For those of you who have never met him, let me introduce you to Cornell Woolrich, the greatest suspense writer of all time. He's cruel, he'll wring you dry, he'll pummell you physically and emotionally until you just about break down. And you'll never be able to get enough.
Now let me introduce you to the ONLY thing that is in print from this remarkable man, who wrote over twenty novels and a few hundred short stories... The Omnibus, which contains I MARRIED A DEAD MAN and WALTZ INTO DARKNESS, two of the last novels of his "main" period and both written under the psuedonym William Irish, and five short stories collected under the Title "Rear Window". I MARRIED A DEAD MAN is one of Woolrich's best: existentially terrifying, incredibly depressing, and wholly dependant on bizarre coincindences that you must just accept as being part of his cruel and mocking universe. WALTZ is a strange choice to include, since it uncharacteriscally takes place in a period setting (1880s Louisiana) and depends less on crime and suspense than his other works, but it is nonetheless captivating -- his dark view of life and love still sits at the helm, but this novel isn't representative of his work the way you would expect for inclusion in an "Omnibus".

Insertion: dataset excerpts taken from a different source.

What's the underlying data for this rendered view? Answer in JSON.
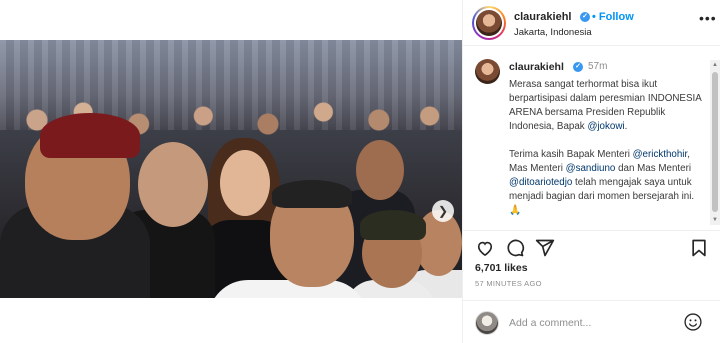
{
  "post": {
    "username": "claurakiehl",
    "follow_label": "Follow",
    "dot": "•",
    "location": "Jakarta, Indonesia",
    "more_icon": "more-horizontal-icon"
  },
  "caption": {
    "username": "claurakiehl",
    "time": "57m",
    "p1_a": "Merasa sangat terhormat bisa ikut berpartisipasi dalam peresmian INDONESIA ARENA bersama Presiden Republik Indonesia, Bapak ",
    "p1_mention": "@jokowi",
    "p1_end": ".",
    "p2_a": "Terima kasih Bapak Menteri ",
    "p2_m1": "@erickthohir",
    "p2_b": ", Mas Menteri ",
    "p2_m2": "@sandiuno",
    "p2_c": " dan Mas Menteri ",
    "p2_m3": "@ditoariotedjo",
    "p2_d": " telah mengajak saya untuk menjadi bagian dari momen bersejarah ini. 🙏"
  },
  "stats": {
    "likes": "6,701 likes",
    "time_ago": "57 MINUTES AGO"
  },
  "comment": {
    "placeholder": "Add a comment..."
  },
  "carousel": {
    "slide_count": 4,
    "active_slide": 1
  },
  "colors": {
    "accent": "#0095f6",
    "verified": "#3897f0",
    "mention": "#00376b"
  }
}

As for the shorts, they are uniformally a strong group. "Change of Muder" and "Post-Mortem" are solid if not incredible, but they do show you what some of his typical magazine work was like. "Rear Window" (which was first published as "It Had To Be Murder") is still a great story, even if you've seen the movie a few hundred times. Woolrich keeps the action tense and clautrophobic they way no one else can. "Momentum" (first published as "Murder Always Gathers Momemtum") is a delirious action nightmare that outdoes Camus on the existential level (Woolrich is far far ahead of any French writer for existential despair -- and yet he's the one out of print, go figure!). It resembles another excellent story, "Dusk to Dawn" that Woolrich wrote a few years before.
And then there's "Three O'Clock". Oh God. God, what can I say about this story? Woolrich's biographer called it his greatest a work, and to read it is "to die a little." Be warned, this is a wrecking piece of prose, so tense and so frightening that you will never forget it, although you may try....
This collection is worth the price just for this short story alone.